Bagian terakhir dari manajemen bencana moderen adalah pemulihan. Coppola menjelaskan bahwa pemulihan bencana merupakan fungsi manajemen darurat dimana negara,  masyarakat, keluarga dan individu melakukan perbaikan, rekonstruksi atau mendapatkan kembali apa yang telah hilang akibat bencana dan idealnya adalah mengurangi resiko bencana yang serupa di masa yang akan datang. Tindakan yang dapat dilakukan dalam masa ini bisa berupa komunikasi yang berkelanjutan dengan masyarakat, penyediaan perumahan untuk berlindung sementara atau jangka panjang, penilaian kerusakan dan kebutuhan, pembongkaran struktur yang rusak, pembersihan,pemindahan dan pembuangan puing-puing, rehabilitasi infrastruktur, pemeriksaan struktur yang rusak, perbaikan struktur yang rusak, konstruksi baru, program rehabilitasi sosial, penciptaan kesempatan kerja, penggantian kerugian properti, rehabilitasi yang terluka dan penilaian ulang resiko bahaya.
KESIAPAN RUMAH SAKIT DALAM MANAJEMEN BENCANA
            Rumah sakit memiliki fungsi kritis dalam manajemen bencana, demikian yang dikatakan Robert Powers (Pinkowski, 2008). Konferensi PBB tentang Pengurangan Bencana menegaskan bahwa rumah sakit wajib mengoperasikan beberapa fasilitas segera setelah bencana untuk membatasi dampak dari bencana hilangnya nyawa. Mereka memiliki fungsi kritis yang tidak dimiliki bisnis lain.  Artinya, jika mereka gagal untuk berfungsi selama bencana, mereka akan memberikan kontribusi yang signifikan terhadap dampak bencana di masyarakat.

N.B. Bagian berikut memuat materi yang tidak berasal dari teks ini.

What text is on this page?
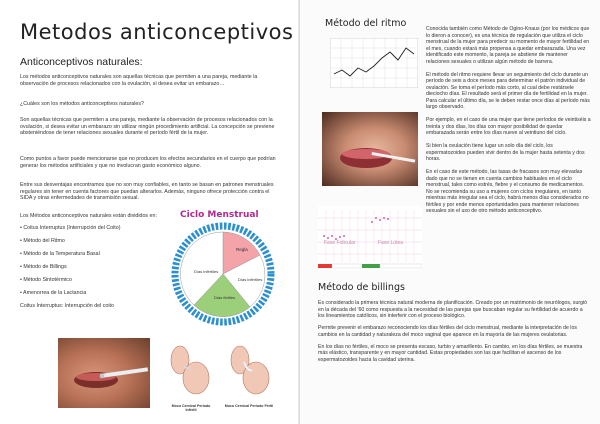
Metodos anticonceptivos
Anticonceptivos naturales:

Los métodos anticonceptivos naturales son aquellas técnicas que permiten a una pareja, mediante la observación de procesos relacionados con la ovulación, si desea evitar un embarazo…

¿Cuáles son los métodos anticonceptivos naturales?

Son aquellas técnicas que permiten a una pareja, mediante la observación de procesos relacionados con la ovulación, si desea evitar un embarazo sin utilizar ningún procedimiento artificial. La concepción se previene absteniéndose de tener relaciones sexuales durante el período fértil de la mujer.

Como puntos a favor puede mencionarse que no producen los efectos secundarios en el cuerpo que podrían generar los métodos artificiales y que no involucran gasto económico alguno.

Entre sus desventajas encontramos que no son muy confiables, en tanto se basan en patrones menstruales regulares sin tener en cuenta factores que puedan alterarlos. Además, ninguno ofrece protección contra el SIDA y otras enfermedades de transmisión sexual.

Los Métodos anticonceptivos naturales están divididos en:

• Coitus Interruptus (Interrupción del Coito)

• Método del Ritmo

• Método de la Temperatura Basal

• Método de Billings

• Método Sintotérmico

• Amenorrea de la Lactancia

Coitus Interruptus: Interrupción del coito

Ciclo Menstrual
Regla
Días infértiles
Días infértiles
Días fértiles
Moco Cervical Período Infértil
Moco Cervical Período Fértil
Método del ritmo
Fase Folicular	Fase Lútea

Conocida también como Método de Ogino-Knaus (por los médicos que lo dieron a conocer), es una técnica de regulación que utiliza el ciclo menstrual de la mujer para predecir su momento de mayor fertilidad en el mes, cuando estará más propensa a quedar embarazada. Una vez identificado este momento, la pareja se abstiene de mantener relaciones sexuales o utilizan algún método de barrera.

El método del ritmo requiere llevar un seguimiento del ciclo durante un período de seis a doce meses para determinar el patrón individual de ovulación. Se toma el período más corto, al cual debe restársele dieciocho días. El resultado será el primer día de fertilidad en la mujer. Para calcular el último día, se le deben restar once días al período más largo observado.

Por ejemplo, en el caso de una mujer que tiene períodos de veintiséis a treinta y dos días, los días con mayor posibilidad de quedar embarazada serán entre los días nueve al veintiuno del ciclo.

Si bien la ovulación tiene lugar un solo día del ciclo, los espermatozoides pueden vivir dentro de la mujer hasta setenta y dos horas.

En el caso de este método, las tasas de fracasos son muy elevadas dado que no se tienen en cuenta cambios habituales en el ciclo menstrual, tales como estrés, fiebre y el consumo de medicamentos. No se recomienda su uso a mujeres con ciclos irregulares, en tanto mientras más irregular sea el ciclo, habrá menos días considerados no fértiles y por ende menos oportunidades para mantener relaciones sexuales sin el uso de otro método anticonceptivo.

Método de billings

Es considerado la primera técnica natural moderna de planificación. Creado por un matrimonio de neurólogos, surgió en la década del '60 como respuesta a la necesidad de las parejas que buscaban regular su fertilidad de acuerdo a los lineamientos católicos, sin interferir con el proceso biológico.

Permite prevenir el embarazo reconociendo los días fértiles del ciclo menstrual, mediante la interpretación de los cambios en la cantidad y naturaleza del moco vaginal que aparece en la mayoría de las mujeres ovulatorias.

En los días no fértiles, el moco se presenta escaso, turbio y amarillento. En cambio, en los días fértiles, se muestra más elástico, transparente y en mayor cantidad. Estas propiedades son las que facilitan el ascenso de los espermatozoides hacia la cavidad uterina.
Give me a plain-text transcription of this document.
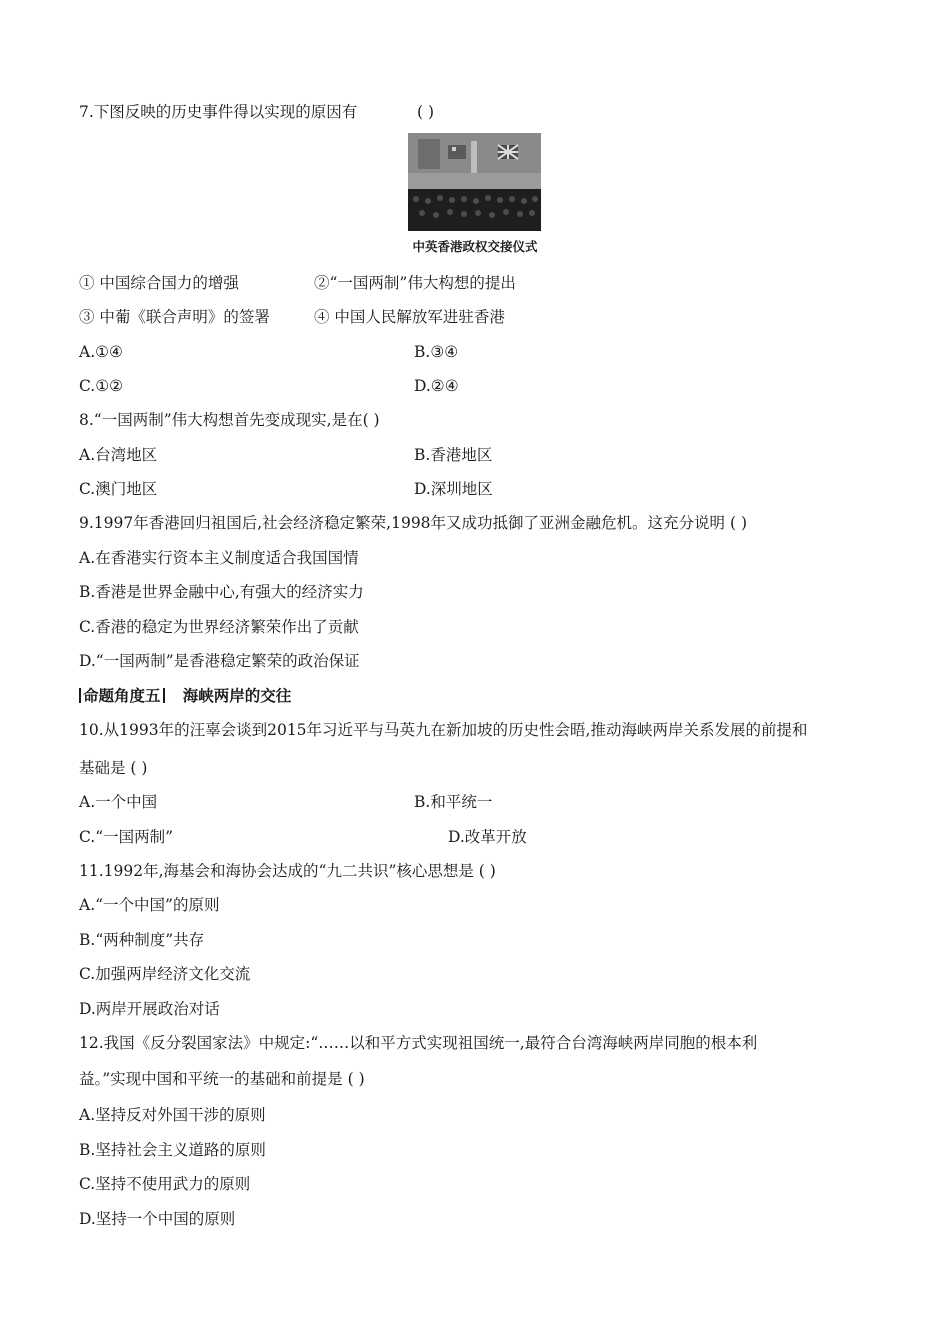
7.下图反映的历史事件得以实现的原因有	( )
中英香港政权交接仪式
① 中国综合国力的增强	②“一国两制”伟大构想的提出
③ 中葡《联合声明》的签署	④ 中国人民解放军进驻香港
A.①④	B.③④
C.①②	D.②④
8.“一国两制”伟大构想首先变成现实,是在( )
A.台湾地区	B.香港地区
C.澳门地区	D.深圳地区
9.1997年香港回归祖国后,社会经济稳定繁荣,1998年又成功抵御了亚洲金融危机。这充分说明 ( )
A.在香港实行资本主义制度适合我国国情
B.香港是世界金融中心,有强大的经济实力
C.香港的稳定为世界经济繁荣作出了贡献
D.“一国两制”是香港稳定繁荣的政治保证
命题角度五 海峡两岸的交往
10.从1993年的汪辜会谈到2015年习近平与马英九在新加坡的历史性会晤,推动海峡两岸关系发展的前提和
基础是 ( )
A.一个中国	B.和平统一
C.“一国两制”	D.改革开放
11.1992年,海基会和海协会达成的“九二共识”核心思想是 ( )
A.“一个中国”的原则
B.“两种制度”共存
C.加强两岸经济文化交流
D.两岸开展政治对话
12.我国《反分裂国家法》中规定:“……以和平方式实现祖国统一,最符合台湾海峡两岸同胞的根本利
益。”实现中国和平统一的基础和前提是 ( )
A.坚持反对外国干涉的原则
B.坚持社会主义道路的原则
C.坚持不使用武力的原则
D.坚持一个中国的原则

Rumah sakit dalam kondisi normal saat ini sudah terkendala dengan kurangnya fasilitas dan sarana-prasarana. Oleh karena itu untuk dapat beroperasi secara baik pada saat bencana, pertama-tama yang harus dilakukan adalah  memberikan mitigasi, perencanaan dan kesiapan prioritas yang mereka butuhkan, baik menyangkut peralatan, keahlian staf pelaksana, dana untuk mengimbangi biaya selama penanganan bencana serta kewenangan yang diberikan kepada rumah sakit untuk melaksanakan implementasi program penanggulangan bencana. Perencanaan untuk lonjakan kapasitas juga penting dalam rangka mengantisipasi masuknya pasien ke rumah sakit baik segera setelah bencana atau dalam kasus bencana biologis, ketika mulai terjadi gejala pada korban.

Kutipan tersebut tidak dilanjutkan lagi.